Dans la Rome antique, la prostitution était une pratique répandue et structurée, entourée d’un vocabulaire spécifique qui reflétait le statut et le type de services offerts par les prostituées. Voici quelques termes de l’époque et leur signification :

  • Meretrix – Dérivé du verbe merere (« gagner de l’argent »), ce terme désignait une courtisane de haut rang, souvent libre et cultivée, qui pouvait tenir salon et offrir ses charmes dans un contexte raffiné. Elle maîtrisait volontiers la musique, la danse et l’ars amatoria (l’art d’aimer) pour divertir sa riche clientèle.
  • Lupa – Prostituée de basse condition, généralement esclave ou très pauvre, qui racolait dans la rue ou dans des établissements peu reluisants. C’est de ce mot que provient lupanar, le « lieu des louves », appellation imagée des bordels romains.
  • Fornicatrix – Prostituée qui opérait sous les fornices (les voûtes ou arcades des ponts et édifices). C’est sous ces arches que certaines vendaient leurs services à la sauvette – le terme a donné plus tard fornication, pour évoquer les rapports sexuels tarifés ou hors mariage.
  • Bustuaria – Prostituée exerçant près des cimetières (bustum en latin désignant le bûcher funéraire puis la tombe). Ces femmes offraient leurs services dans les zones funéraires en périphérie des villes, lieux propices à la discrétion.
  • Circulatrix – Prostituée itinérante qui arpentait les rues et les places à la recherche de clients, au lieu de rester fixée dans un lieu particulier. C’était en somme une freelance du sexe, pouvant se déplacer de ville en ville.

Ces femmes pouvaient se distinguer par leur tenue : la loi romaine leur interdisait le port de la stola (robe des matrones mariées honorables). À la place, elles portaient souvent des vêtements voyants – toges légères, tuniques teintées de couleurs vives ou même transparentes – destinés à signaler leur disponibilité et à attirer l’attention des passants. Le soir, on raconte qu’elles allumaient des lampes à huile rouges aux fenêtres pour mieux signaler leur présence, bien avant l’invention des néons roses !

Les tarifs de la prostitution romaine étaient très variables. Comme évoqué plus haut, cela pouvait aller de deux as seulement (le prix d’un simple vin coupé d’eau) à des sommes bien plus conséquentes selon la renommée de la prostituée ou les demandes particulières des clients. Les sommes exceptionnelles, telles que les 16 as d’Atticé, devaient toutefois être rares . Quoi qu’il en soit, cet argent finissait presque toujours dans la poche du leno (le tenancier ou proxénète) ou du propriétaire de l’esclave, car les prostituées elles-mêmes, surtout si elles étaient esclaves, ne conservaient qu’une portion infime de leurs gains. Malgré cela, l’industrie du sexe contribuait de manière non négligeable à l’économie urbaine romaine.

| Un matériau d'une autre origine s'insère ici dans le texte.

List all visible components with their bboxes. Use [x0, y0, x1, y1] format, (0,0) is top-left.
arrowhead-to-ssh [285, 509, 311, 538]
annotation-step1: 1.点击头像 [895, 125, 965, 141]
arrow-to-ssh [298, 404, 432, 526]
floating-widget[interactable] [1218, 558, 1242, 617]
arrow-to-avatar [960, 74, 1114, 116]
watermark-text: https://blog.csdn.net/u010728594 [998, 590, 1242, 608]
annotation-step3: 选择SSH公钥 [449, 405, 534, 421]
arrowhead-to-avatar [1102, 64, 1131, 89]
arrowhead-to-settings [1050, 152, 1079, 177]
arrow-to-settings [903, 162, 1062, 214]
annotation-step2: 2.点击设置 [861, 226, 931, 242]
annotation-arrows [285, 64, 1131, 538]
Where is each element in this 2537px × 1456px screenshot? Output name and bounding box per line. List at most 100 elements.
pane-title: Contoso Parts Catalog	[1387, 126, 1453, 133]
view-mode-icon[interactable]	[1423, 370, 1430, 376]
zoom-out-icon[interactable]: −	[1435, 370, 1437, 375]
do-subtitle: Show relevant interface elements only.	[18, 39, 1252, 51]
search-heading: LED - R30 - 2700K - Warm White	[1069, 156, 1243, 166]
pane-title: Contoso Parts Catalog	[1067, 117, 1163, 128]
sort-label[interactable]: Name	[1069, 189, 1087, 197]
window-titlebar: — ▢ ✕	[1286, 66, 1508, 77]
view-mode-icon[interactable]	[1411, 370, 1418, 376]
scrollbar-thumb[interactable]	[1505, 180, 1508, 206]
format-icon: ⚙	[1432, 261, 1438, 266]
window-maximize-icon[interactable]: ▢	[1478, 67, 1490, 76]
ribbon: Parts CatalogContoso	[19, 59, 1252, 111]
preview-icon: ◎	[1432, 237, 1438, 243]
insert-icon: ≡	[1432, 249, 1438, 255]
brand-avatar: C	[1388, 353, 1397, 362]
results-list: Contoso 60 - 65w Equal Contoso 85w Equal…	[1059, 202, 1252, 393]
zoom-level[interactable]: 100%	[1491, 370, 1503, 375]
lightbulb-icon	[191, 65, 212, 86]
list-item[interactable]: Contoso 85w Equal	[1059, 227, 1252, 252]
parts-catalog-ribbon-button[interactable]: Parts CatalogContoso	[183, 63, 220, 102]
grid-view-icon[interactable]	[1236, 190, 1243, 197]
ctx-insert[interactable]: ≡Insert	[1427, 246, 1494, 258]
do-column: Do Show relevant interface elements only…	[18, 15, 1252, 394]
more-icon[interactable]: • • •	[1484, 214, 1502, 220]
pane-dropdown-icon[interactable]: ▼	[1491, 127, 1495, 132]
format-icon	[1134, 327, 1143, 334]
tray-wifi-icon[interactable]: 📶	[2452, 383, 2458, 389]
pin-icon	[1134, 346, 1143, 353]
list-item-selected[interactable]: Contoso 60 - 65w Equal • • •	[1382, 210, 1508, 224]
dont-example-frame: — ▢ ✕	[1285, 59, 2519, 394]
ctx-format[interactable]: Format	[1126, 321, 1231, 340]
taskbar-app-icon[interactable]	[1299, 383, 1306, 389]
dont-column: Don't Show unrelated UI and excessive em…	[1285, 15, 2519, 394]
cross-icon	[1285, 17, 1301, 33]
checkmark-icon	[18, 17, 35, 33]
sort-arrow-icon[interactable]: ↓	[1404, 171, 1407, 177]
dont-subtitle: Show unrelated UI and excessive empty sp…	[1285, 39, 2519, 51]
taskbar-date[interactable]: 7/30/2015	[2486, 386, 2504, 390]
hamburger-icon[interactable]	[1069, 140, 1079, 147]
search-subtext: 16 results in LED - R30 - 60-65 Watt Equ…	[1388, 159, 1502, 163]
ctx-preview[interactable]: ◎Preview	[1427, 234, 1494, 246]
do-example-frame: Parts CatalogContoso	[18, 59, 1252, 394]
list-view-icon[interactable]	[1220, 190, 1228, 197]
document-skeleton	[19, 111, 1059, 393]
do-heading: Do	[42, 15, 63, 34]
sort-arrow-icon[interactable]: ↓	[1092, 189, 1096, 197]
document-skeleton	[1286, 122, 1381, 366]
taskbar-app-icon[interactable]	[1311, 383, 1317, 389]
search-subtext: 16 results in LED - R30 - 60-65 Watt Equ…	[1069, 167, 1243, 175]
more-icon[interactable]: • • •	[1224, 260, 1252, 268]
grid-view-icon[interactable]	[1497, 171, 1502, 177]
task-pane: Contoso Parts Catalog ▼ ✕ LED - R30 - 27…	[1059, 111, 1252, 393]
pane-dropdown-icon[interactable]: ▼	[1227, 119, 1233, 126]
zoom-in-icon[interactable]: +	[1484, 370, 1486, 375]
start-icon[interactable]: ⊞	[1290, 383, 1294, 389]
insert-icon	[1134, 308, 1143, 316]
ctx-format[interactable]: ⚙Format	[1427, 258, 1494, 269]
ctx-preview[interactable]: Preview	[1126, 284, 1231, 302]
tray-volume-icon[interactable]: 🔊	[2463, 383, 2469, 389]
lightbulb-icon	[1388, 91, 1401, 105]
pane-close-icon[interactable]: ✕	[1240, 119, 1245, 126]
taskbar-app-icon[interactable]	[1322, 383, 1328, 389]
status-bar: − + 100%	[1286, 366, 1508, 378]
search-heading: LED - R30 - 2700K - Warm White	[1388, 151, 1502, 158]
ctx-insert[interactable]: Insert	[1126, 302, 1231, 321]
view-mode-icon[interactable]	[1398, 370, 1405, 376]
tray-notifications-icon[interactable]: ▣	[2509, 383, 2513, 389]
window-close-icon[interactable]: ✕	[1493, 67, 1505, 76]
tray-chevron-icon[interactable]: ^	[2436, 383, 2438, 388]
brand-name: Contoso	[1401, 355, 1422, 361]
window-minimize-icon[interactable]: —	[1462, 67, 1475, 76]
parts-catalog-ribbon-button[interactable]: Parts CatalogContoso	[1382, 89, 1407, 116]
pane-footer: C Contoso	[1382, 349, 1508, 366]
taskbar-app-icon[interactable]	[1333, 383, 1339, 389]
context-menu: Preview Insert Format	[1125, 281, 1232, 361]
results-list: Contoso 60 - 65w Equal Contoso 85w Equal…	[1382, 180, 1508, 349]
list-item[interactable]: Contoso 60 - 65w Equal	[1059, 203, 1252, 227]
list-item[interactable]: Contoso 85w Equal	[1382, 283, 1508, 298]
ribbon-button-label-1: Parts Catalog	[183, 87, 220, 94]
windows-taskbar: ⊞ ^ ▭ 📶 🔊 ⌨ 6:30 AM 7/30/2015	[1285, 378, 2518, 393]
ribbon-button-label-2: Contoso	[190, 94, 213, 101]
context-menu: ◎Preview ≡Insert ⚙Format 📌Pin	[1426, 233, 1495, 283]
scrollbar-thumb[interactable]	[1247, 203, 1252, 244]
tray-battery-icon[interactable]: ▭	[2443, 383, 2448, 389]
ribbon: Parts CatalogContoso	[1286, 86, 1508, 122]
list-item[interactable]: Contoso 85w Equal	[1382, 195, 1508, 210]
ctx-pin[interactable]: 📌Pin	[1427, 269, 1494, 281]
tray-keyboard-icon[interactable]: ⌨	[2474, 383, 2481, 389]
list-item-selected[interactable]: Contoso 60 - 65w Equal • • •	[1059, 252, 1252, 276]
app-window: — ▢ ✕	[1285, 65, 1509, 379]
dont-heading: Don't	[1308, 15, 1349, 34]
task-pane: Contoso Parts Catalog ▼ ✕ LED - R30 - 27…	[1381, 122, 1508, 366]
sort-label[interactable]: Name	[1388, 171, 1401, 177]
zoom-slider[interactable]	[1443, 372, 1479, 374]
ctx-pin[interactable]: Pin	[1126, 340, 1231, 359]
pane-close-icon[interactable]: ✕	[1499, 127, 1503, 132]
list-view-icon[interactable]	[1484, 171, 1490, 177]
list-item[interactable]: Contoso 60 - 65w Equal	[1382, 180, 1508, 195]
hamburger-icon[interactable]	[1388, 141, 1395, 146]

En visitant le Lupanar de Pompéi, on plonge donc non seulement dans un lieu précis, mais aussi dans tout un pan de la société romaine antique. Ce modeste bâtiment, avec ses murs patinés où s’entremêlent fresques osées, graffitis grivois et traces de vie figées, raconte une histoire riche en enseignements. Il témoigne de la tolérance – voire de la banalité – de la prostitution dans l’Empire romain, de l’ingéniosité des moyens de communication (qui aurait cru que de simples carvings de phallus au coin d’une rue puissent faire office de panneaux indicateurs), mais aussi des inégalités sociales et des destins tragiques de celles qui offraient ces plaisirs tarifés.